Allison Barnwell, 22
For the last two years, Barnwell has been the top finisher from Seward in the women's race, which is a very big for the town that hosts Alaska's biggest Fourth of July party. She was fourth last year and third in 2012, when she ran a personal-best time of 55:08.
Ann Spencer, 19
Spencer made a fabulous senior-division debut last year by placing third in 56:18, a time that allowed for her to exchange high-fives with spectators as she ran down Fourth Avenue to the finish line. Her bloodlines are impressive -- dad Bill is an Alaska mountain running legend whose records at Mount Marathon and Crow Pass stood for years and mom Wendy is former member of the U.S. Ski Team.
THE WILD CARDS
Kopsack, 18, is making his senior-division debut after winning last year's junior race. Born to conquer mountains -- dad Lance and uncle Braun are well-regarded, accomplished mountain runners -- Kopsack is particularly tough going downhill. "I hope I'm not with Lyon at the top of the mountain," Strabel said. "He's a beast on the downhill."

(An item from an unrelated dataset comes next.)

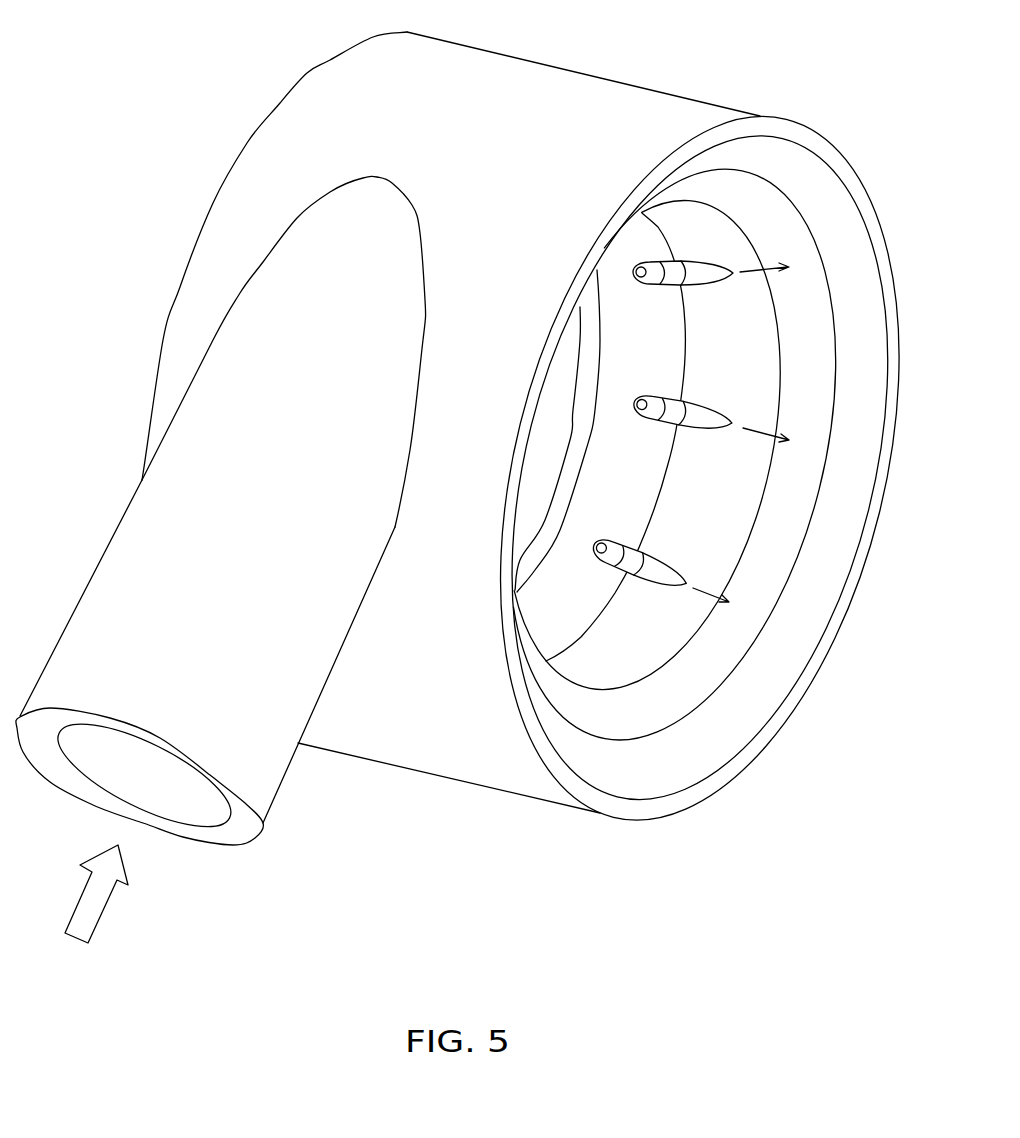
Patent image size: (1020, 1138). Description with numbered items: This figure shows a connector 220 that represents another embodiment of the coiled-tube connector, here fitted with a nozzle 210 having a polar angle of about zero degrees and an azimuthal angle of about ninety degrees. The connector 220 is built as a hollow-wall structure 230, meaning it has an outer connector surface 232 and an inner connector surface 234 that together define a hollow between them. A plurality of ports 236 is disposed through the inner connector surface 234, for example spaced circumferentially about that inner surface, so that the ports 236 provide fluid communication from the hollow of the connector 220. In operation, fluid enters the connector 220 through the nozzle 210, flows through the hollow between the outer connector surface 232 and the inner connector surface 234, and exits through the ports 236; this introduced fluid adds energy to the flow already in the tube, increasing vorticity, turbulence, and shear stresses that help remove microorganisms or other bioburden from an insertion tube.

Folsom has made a name for herself in Sitka as one of the top runners in the seven-mile Alpine Adventure Run, a grueling uphill race. She placed 16th last month at Bird Ridge, the first time many of competitors have raced against her. "She's a darkhorse," Quinn said. "She did Bird Ridge as a training thing."
Ostrander, who just finished her junior year of high school in Kenai, owns every junior-division age-group record for girls, with her best time coming in 2011 -- a girls course-record 30:32 in the race that goes halfway up the mountain and back. One of the best high school runners Alaska has ever seen, Ostrander broke long-standing records in the 3,200 meters and 1,600 meters at the state track meet earlier this year.
Marshall set the 12-14 age-group record in 2010 but he has yet to win the overall title, placing second last year and in the top five several times. With Miles Knotek and Lyon Kopsack having graduated to the senior ranks, this could be Marshall's time to triumph in the race for runners 17 and younger.